Protect Your Pet if You Become Unable to Care for Them

By Camp Bow Wow

 

Pet owners agree — we love our precious pups. Furry family members are important to those who live alone, and especially those in their senior years. In fact, according to senioradvisor.com, 43% of senior adults own pets. Unfortunately, health problems are a concern associated with aging. Hospital stays, physical decline, unexpected death, all lead to the need for a contingency plan to care for your canine companion should the unexpected arise.

 

Take the time to provide for your precious pup and prevent his being shuttled to a shelter in your absence. Make sure to post your information in a place where emergency personnel will find it – both at home and in a card in your wallet.
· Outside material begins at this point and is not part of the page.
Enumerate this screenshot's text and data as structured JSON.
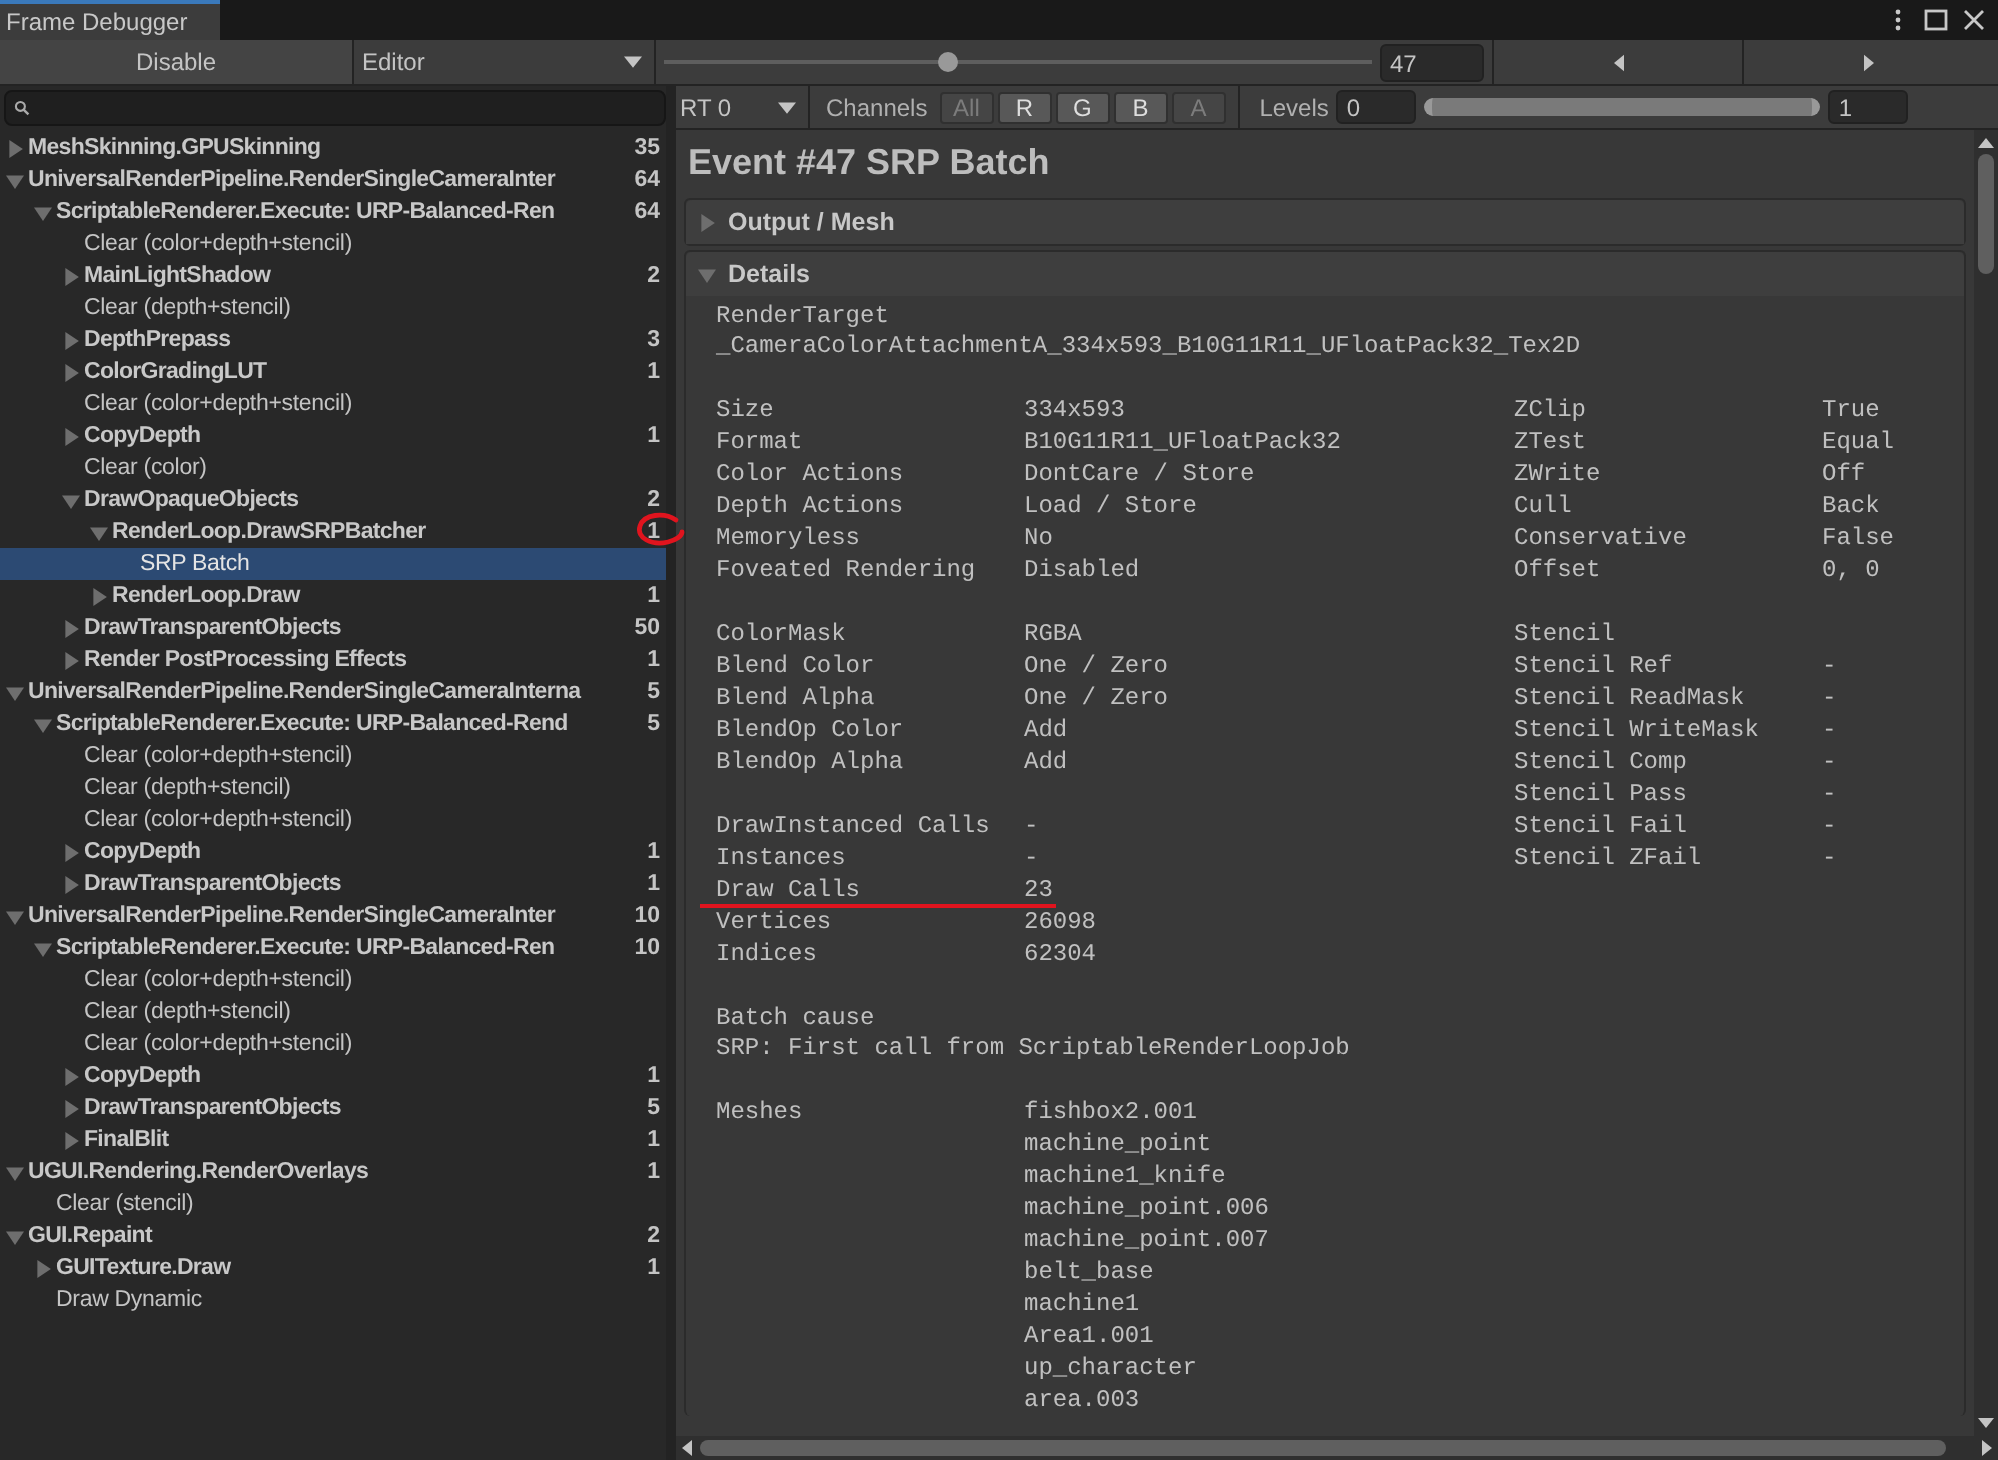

In the short term, boarding at the kennel where Fido is familiar will provide continuity and comfort. Don’t forget to think about how he’ll get there. Be sure your plan includes enlisting a friend, family member or neighbor who knows where to go and agrees to transport your pup if you are unable.

 

Think through the things your pup needs to ensure a smooth transition, whether to the kennel or that trusted person’s home. Do they have a special bed, blanket or toy? Make sure Fido’s caregiver knows how/what to feed him and his medical routine.

 

This person might be the one who’d agree to rehome Fido in the event of your death. Think carefully about who might be the best fit for your pup. Are they responsible? Is their home environment conducive to your pup’s temperament? You should plan to leave Fido’s future parents funds to cover the financial burden of assuming his care. To determine the amount, consider the cost of food, veterinarian bills, grooming, medicines, toys, treats and burial. Don’t forget about a backup and last-resort option, such as a sanctuary, pet retirement home, or service that finds loving homes for orphaned pets. 

For peace of mind, it’s wise to consider drawing up some legal documents stating your wishes and designating your pet’s guardians. Notify all beneficiaries of your estate of the arrangement so there are no squabbles about who actually keeps your pup. 

Pets can be provided for through wills, trusts, or even noted on simple legal documents easily found on the internet. Consider a DIY Pet Protection Agreement available through LegalZoom.  The document will allow you to name a caregiver and set aside money to cover Fido’s expenses. This agreement applies whether you die or just become ill. Other resources, especially short-term: Meals on Wheels offers pet support, and local shelters may know families willing to help. There’s even a hospital foster program called PACT that you can find online.

Be prepared. We never know what’s around the next corner. Don’t leave your pup’s provision to chance.